Cuts in Gavin Newsom’s budget include delaying new benefit for undocumented Californians

Gov. Gavin Newsom’s goal to make California the first state in the nation to offer food benefits to undocumented immigrants will take longer than expected.

Newsom on Tuesday released a proposed state spending plan that would delay an expansion of the social safety net for undocumented immigrants over age 55 by providing them food benefits.

He held back the money as his administration seeks to close a projected $22.5 billion deficit without cutting programs that are already providing services to Californians. His budget expands benefits to undocumented immigrants in other ways, most notably by sustaining a plan to make all undocumented adults eligible for Medi-Cal health insurance by Jan. 1, 2024.

Advocates said they were disappointed in the delay to food assistance benefits. Immigrants living in the U.S. without legal status are currently not eligible for the state-funded version of food stamps, the California Food Assistance Program.

The expansion was approved in the state budget Newsom signed in June. It was expected to reach about 75,000 people annually by 2025-26, according to a report by the Legislative Analyst’s Office.
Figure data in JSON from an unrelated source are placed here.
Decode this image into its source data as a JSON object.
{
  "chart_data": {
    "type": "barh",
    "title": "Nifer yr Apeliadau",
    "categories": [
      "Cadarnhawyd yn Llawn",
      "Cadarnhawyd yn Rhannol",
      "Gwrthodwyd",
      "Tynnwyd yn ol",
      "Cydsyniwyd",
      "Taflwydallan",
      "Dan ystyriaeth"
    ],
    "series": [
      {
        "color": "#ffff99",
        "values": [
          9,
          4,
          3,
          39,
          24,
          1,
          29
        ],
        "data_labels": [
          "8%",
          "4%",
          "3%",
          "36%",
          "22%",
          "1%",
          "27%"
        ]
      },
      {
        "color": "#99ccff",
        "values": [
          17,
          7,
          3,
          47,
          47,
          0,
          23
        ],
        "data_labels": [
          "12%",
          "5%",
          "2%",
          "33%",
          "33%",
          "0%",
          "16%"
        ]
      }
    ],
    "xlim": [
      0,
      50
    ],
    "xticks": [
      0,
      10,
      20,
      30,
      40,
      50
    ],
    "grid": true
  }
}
Advocates of the Food4All campaign, a coalition pushing for food assistance to all immigrants, regardless of age or status, hoped the implementation would begin even earlier. Expansion is contingent on converting to a single statewide system, known as the California Statewide Automated Welfare System migration. That process was estimated to be complete by December 2023.

Newsom’s new budget proposal now says benefit distribution is estimated to begin Jan. 1, 2027.

“The delay in the implementation date…. means that immigrant communities in California who are hurting right now and facing skyrocketing prices of food will continue to experience exacerbated hunger and hardship,” said Betzabel Estudillo, Director of Engagement at Nourish California.

Nearly half of Californians, without legal immigration status deal with food insecurity, according to an April 2022 report by Nourish California. The majority of that population are adults aged 27 to 49. Some advocates wanted Newsom to make them eligible for food assistance.

“By failing to extend food assistance to currently excluded Californians, this budget misses a historic opportunity to build equity and benefits for those that have faced the greatest barriers,” said Benyamin Chao, a health and public benefits policy manager at the California Immigrant Policy Center.

In 2020‑21, 4.5 million Californians received a total of $9.8 billion in CalFresh benefits for an average monthly benefit of about $184 per person.

Newsom keeps Medi-Cal promise

Newsom’s budget would not disrupt a more expensive plan to expand health care benefits for undocuments adults. Newsom remained committed to expanding Medi-Cal to all undocumented immigrants, proposing another $844.5 million in the coming budget.

The program’s launch, starting no later than Jan. 1, 2024, is expected to provide full coverage for approximately 700,000 undocumented residents ages 26-49 and lead to the largest drop in the rate of uninsured Californians in a decade.

The state already allows many undocumented residents to join Medi-Cal. In 2015, California began allowing undocumented children to join Medi-Cal. Four years later, eligibility broadened to those younger than 26. And last May, the state started covering people aged 50 and over. The Medi-Cal expansion is expected to cost $2.6 billion annually.

“We’re all in, we’re not touching that,” Newsom said.